There was no reason to think that the Biden administration had actually made population reduction a part of its plan to help the United States reach its climate goals before 2050.
It was more likely that Harris just misread a word. The official White House transcript of the speech showed the word 'population' crossed out with the word 'pollution' bracketed beside it so the most reasonable scenario here is that Harris just misspoke while reading her speech.
However, the Vice President probably said just about the worst word she could have in the circumstances and linked a policy of active population reduction to Biden’s office, a situation that was lept upon by conservatives online as proof of a wider conspiracy.
U.S. Representative Thomas Masse seized on the opportunity and asked his audience on Twitter if they were the population that Harris wanted to reduce—a statement indicative of the general malaise of America’s right versus left politics at this moment in time.

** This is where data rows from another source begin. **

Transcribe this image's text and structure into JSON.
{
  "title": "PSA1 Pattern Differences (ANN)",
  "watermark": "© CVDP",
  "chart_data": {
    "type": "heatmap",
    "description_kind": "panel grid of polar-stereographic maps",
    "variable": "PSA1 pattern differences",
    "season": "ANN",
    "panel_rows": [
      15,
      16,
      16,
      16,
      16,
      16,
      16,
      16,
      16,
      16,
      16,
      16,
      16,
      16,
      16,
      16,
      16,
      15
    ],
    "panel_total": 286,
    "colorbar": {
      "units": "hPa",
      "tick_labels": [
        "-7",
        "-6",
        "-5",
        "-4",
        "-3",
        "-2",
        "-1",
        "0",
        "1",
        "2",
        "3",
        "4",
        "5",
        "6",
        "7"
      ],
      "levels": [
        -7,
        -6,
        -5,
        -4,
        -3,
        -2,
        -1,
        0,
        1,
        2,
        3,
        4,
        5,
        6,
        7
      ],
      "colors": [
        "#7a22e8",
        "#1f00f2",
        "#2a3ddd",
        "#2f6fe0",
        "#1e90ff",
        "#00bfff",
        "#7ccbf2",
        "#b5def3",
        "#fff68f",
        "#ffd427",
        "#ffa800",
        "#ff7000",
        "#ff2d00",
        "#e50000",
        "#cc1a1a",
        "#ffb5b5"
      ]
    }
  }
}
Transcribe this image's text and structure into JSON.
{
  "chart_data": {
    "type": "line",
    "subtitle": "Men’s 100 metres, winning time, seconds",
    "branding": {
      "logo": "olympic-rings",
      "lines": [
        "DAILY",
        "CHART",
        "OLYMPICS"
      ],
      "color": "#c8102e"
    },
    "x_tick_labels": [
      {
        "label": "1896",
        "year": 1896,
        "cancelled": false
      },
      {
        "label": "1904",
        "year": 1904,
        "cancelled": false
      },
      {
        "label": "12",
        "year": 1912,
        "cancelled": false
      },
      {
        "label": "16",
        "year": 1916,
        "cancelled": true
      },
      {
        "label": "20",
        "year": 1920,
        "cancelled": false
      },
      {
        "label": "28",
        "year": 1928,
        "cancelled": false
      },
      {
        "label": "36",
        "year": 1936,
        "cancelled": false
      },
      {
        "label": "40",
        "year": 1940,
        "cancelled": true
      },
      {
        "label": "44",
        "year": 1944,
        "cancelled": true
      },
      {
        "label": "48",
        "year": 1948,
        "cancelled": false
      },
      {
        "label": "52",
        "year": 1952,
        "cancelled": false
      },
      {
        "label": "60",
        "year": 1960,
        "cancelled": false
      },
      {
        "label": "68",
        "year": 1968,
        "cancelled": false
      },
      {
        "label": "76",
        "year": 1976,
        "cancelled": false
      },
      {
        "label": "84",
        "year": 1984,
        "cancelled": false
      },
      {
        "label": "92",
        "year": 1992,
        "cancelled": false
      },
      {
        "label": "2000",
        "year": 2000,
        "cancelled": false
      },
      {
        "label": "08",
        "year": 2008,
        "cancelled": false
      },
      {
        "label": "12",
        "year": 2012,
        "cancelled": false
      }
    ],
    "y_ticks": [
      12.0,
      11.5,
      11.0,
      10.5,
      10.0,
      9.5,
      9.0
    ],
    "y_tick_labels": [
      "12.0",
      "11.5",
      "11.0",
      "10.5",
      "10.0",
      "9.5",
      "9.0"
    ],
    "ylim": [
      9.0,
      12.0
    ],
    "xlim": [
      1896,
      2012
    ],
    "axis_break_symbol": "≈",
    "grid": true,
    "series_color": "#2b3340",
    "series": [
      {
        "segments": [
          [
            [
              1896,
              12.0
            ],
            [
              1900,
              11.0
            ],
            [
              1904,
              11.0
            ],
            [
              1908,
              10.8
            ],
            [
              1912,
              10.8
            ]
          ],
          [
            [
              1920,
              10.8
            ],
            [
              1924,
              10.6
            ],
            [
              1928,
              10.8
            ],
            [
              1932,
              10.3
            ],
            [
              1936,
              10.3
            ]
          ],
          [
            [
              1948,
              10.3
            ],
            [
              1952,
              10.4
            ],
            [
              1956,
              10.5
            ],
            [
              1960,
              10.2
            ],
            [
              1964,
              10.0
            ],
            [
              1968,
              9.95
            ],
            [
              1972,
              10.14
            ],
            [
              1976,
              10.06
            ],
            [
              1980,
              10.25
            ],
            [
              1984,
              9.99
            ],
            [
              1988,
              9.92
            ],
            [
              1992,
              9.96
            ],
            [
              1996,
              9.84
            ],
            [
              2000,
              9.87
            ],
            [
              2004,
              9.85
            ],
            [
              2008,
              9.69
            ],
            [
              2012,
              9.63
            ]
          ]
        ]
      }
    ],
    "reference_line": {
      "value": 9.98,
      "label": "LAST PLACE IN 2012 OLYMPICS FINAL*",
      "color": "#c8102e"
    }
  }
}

The ever-lovely Marjorie Taylor Greene chimed in with her brilliant two sense asking Harris on Twitter what she meant by population reduction: “Abortion? Assisted suicide? Or what means are you suggesting to reduce population in oder to help public health?”
Missouri Senator and all-around pleasant person Eric Schmitt said the Vice President was saying “the quiet part out loud regarding her and other climate alarmists very anti human ideology and their desire to ‘reduce population’.”
The criticism didn’t just come on Twitter either. Conservative cable news programs also took their shots at Kamala Harris for her slip of the tongue and showed every inch of American political life was drowning in the ‘us versus them’ politics that ruins nations.
"What she just said, you're not supposed to say if you're a liberal. They've been saying this for a long time, they need to reduce the population to heal the planet,” Fox News’ Jesse Watters said according to Newsweek.
“This is another one of those Republican conspiracy theories you've said for so long, that Democrats want to reduce the population, and then she just flat out said it,” said Tomi Lahren, a political commentator known for ultraconservative viewpoints.
The sad reality of American politics is that regardless if any of the people who seized on the Vice President’s slip-up actually believed the Biden administration would reduce the population to hit the country's climate goals, they used the unfortunate gaffe to sow division in America.
What does it say about a nation when a single misused word can spur an entire news cycle and fuel conspiracy theories about one side of the political aisle hoping to kill the people they share a country with in order to meet their policy goals?
Condé Nast legal affairs editor Luke Zaleski said it best when he replied to Thomas Masse’s tweet saying: “It’s impossible to imagine she meant pollution and misspoke right? Just beyond any possibility that’s exactly what happened? So you have no choice but to fearmonger and propagandize right?”
Harris wasn’t advocating population reduction as a policy and it's disingenuous for American political commentators and representatives to say otherwise. Yet that wouldn't have mattered to the people who listen to them as they worked to sow conspiracy and divide the nation.